Randomizing Play / Balancing Lines

    • SunTzu81
      SunTzu81
      Black
      Dabei seit: 08.08.2006 Beiträge: 1.646
      Folgendes Problem: Ich würde gerne, um gegen gute Gegner nicht zu predictable zu sein, ein Zufallselement in mein Spiel bringen, um meine Lines zu balancen. Jedoch fehlt mir irgendwie der Ansatz, um die ideale Mischung zu finden. Nehmen wir mal als beliebiges Beispiel eine gute Made Hand HU in einer Blind Defense Situation: CO (TAG) raises, 2 folds, Hero calls with K:diamond: 8:diamond: Flop: K:heart: 9:club: 5:diamond: Ich hab jetzt die Wahl zwischen A) C/R Flop, Bet Turn B) C/C Flop, C/R Turn C) C/C Flop, Donk Turn D) Donk Flop, Bet Turn E) Donk Flop, C/R Turn Fest steht, da ich ja nicht predictable sein will, dass ich keine der oben genannten Lines in 100% der Fälle so spielen will. Wie finde ich jetzt aber auf analytischem Wege die richtige Mischung?

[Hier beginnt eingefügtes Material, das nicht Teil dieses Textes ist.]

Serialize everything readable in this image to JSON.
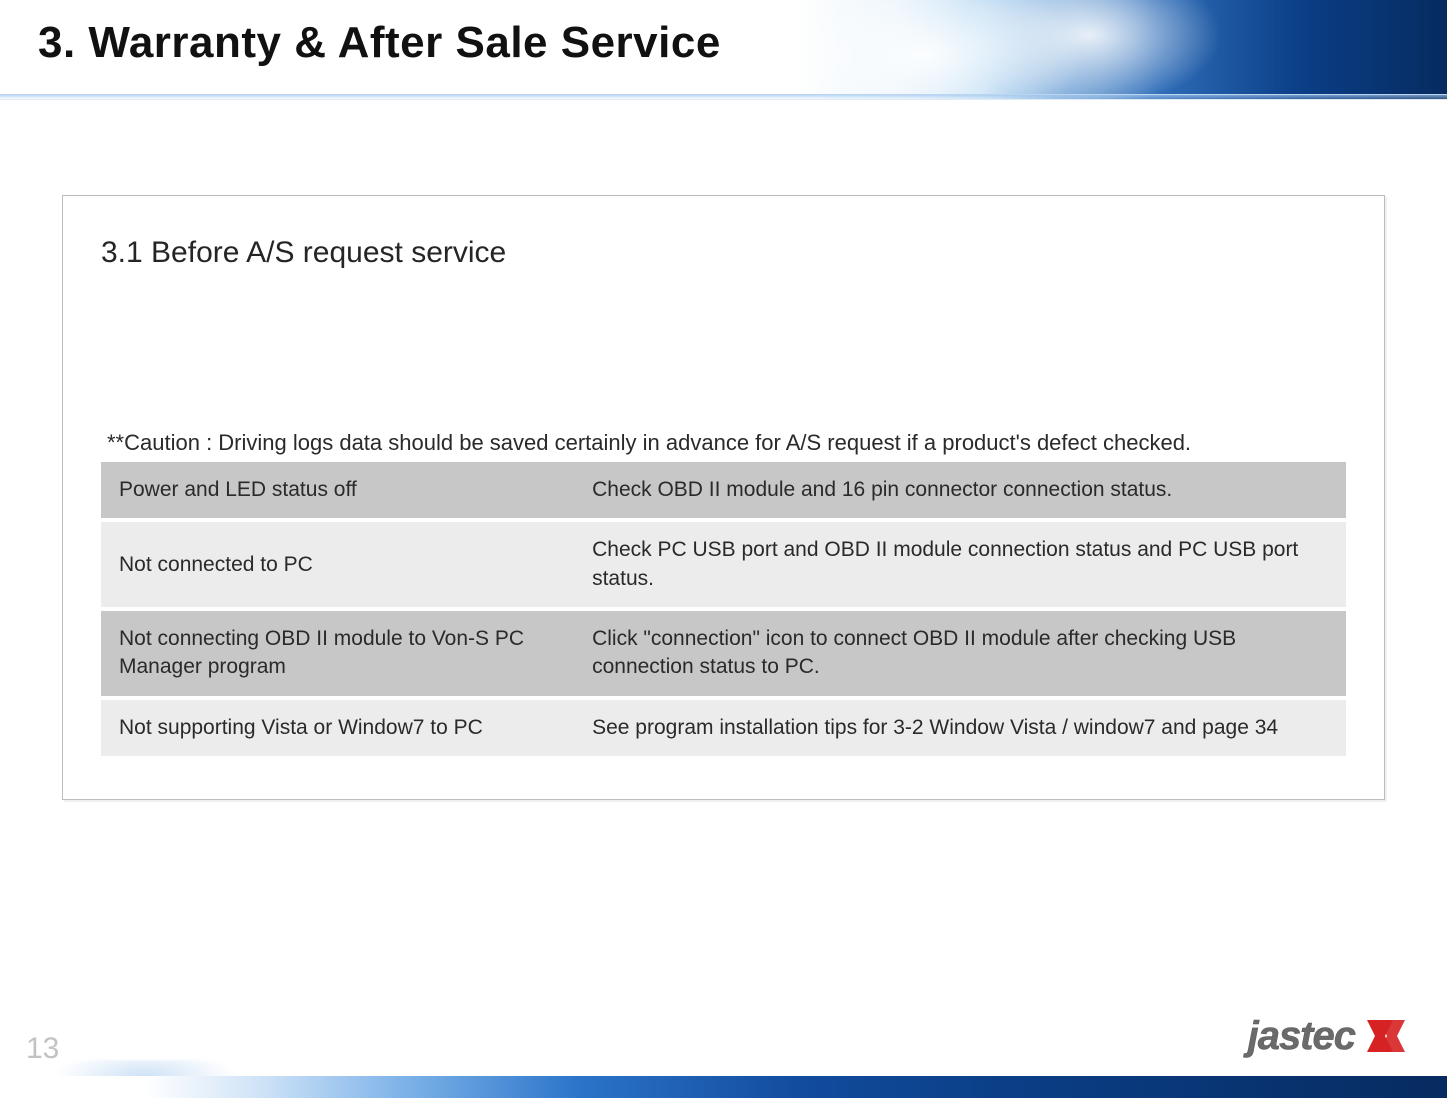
{
  "header": {
    "title": "3.  Warranty & After Sale Service"
  },
  "section": {
    "heading": "3.1 Before A/S request service",
    "caution": "**Caution : Driving logs data should be  saved certainly in advance for A/S request if a product's defect checked."
  },
  "table": {
    "rows": [
      {
        "issue": "Power and LED status off",
        "action": "Check OBD II module and 16 pin connector connection status.",
        "tone": "dark"
      },
      {
        "issue": "Not connected to PC",
        "action": "Check PC USB port and OBD II module connection status and PC USB port status.",
        "tone": "light"
      },
      {
        "issue": "Not connecting OBD II module to Von-S PC Manager program",
        "action": "Click \"connection\" icon to connect OBD II module after checking USB connection status to PC.",
        "tone": "dark"
      },
      {
        "issue": "Not supporting Vista or Window7 to PC",
        "action": "See program installation tips for 3-2 Window Vista / window7 and page 34",
        "tone": "light"
      }
    ]
  },
  "footer": {
    "page_number": "13",
    "logo_text": "jastec"
  }
}
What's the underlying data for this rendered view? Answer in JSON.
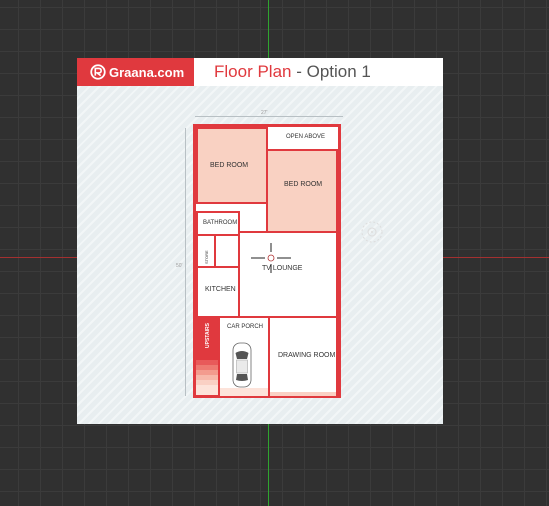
{
  "brand": {
    "name": "Graana.com"
  },
  "header": {
    "title_accent": "Floor Plan",
    "title_rest": " - Option 1"
  },
  "dimensions": {
    "width_label": "27'",
    "depth_label": "50'"
  },
  "rooms": {
    "bed_room_1": "BED ROOM",
    "open_above": "OPEN ABOVE",
    "bed_room_2": "BED ROOM",
    "bathroom": "BATHROOM",
    "store": "STORE",
    "tv_lounge": "TV LOUNGE",
    "kitchen": "KITCHEN",
    "upstairs": "UPSTAIRS",
    "car_porch": "CAR PORCH",
    "drawing_room": "DRAWING ROOM"
  },
  "colors": {
    "accent": "#e0393e",
    "room_fill": "#f9d1c2",
    "axis_x": "#a33030",
    "axis_y": "#2fa52f"
  }
}
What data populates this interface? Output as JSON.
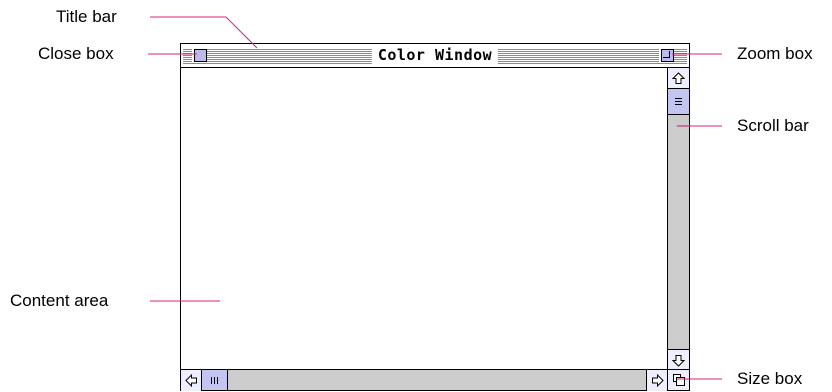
{
  "window": {
    "title": "Color Window"
  },
  "callouts": {
    "title_bar": "Title bar",
    "close_box": "Close box",
    "content_area": "Content area",
    "zoom_box": "Zoom box",
    "scroll_bar": "Scroll bar",
    "size_box": "Size box"
  },
  "colors": {
    "leader_line": "#d4237a",
    "control_fill": "#bcbcea",
    "thumb_fill": "#c4c4f0"
  },
  "icons": [
    "close-box-icon",
    "zoom-box-icon",
    "up-arrow-icon",
    "down-arrow-icon",
    "left-arrow-icon",
    "right-arrow-icon",
    "size-box-icon"
  ]
}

Dabei muss ich natürlich berücksichtigen, dass die Unpredictability aus dem Wechselspiel der Lines mit verschiedenen Handkategorien entsteht, das heisst, ich kann keine optimale Balance finden, ohne die Spielweise mit anderen Handkategorien zu berücksichtigen. Hier fühle ich mich aber ein bisschen verloren, da mir hier einfach jeglicher Ansatz fehlt. Als Ergebnis dieser Operation hätte ich am Ende beispielsweise gerne einen Chart "Blind Defense vs. TAG", wo ich meine Hand in verschiedene Kategorien einstufe (Monster Made Hand, Solid Made Hand, Weak Made Hand, Monster Draw, Solid Draw, Weak Draw, Junk) und dazu noch die Floptextur (vereinfacht mit einer 5-Punkt Skala oder so) beurteile und zu jeder sich ergebenden Kombination eine Verteilung der Lines in 5%-Schritten (W20-kompatibel) habe. (Weitere Charts für ähnliche Situationen später optional) Jetzt ist die Frage, ganz praktisch, wie gehe ich das analytisch korrekt an? Müsste ich mich hierfür mit Spieltheorie auseinandersetzen? Welche weiteren Einflussparameter sollte ich berücksichtigen? PS: Ich gehe hierbei davon aus, dass ich die Range meines Gegners zumindest prozentual kenne und folglich meine Equity berechnen kann.
  • 4 Antworten
    • patrikskjold
      patrikskjold
      Black
      Dabei seit: 17.01.2005 Beiträge: 891
      bevor du highstakes spielst wuerde ich mir darueber nicht so viele gedanken machen...
    • SunTzu81
      SunTzu81
      Black
      Dabei seit: 08.08.2006 Beiträge: 1.646
      Original von patrikskjold bevor du highstakes spielst wuerde ich mir darueber nicht so viele gedanken machen...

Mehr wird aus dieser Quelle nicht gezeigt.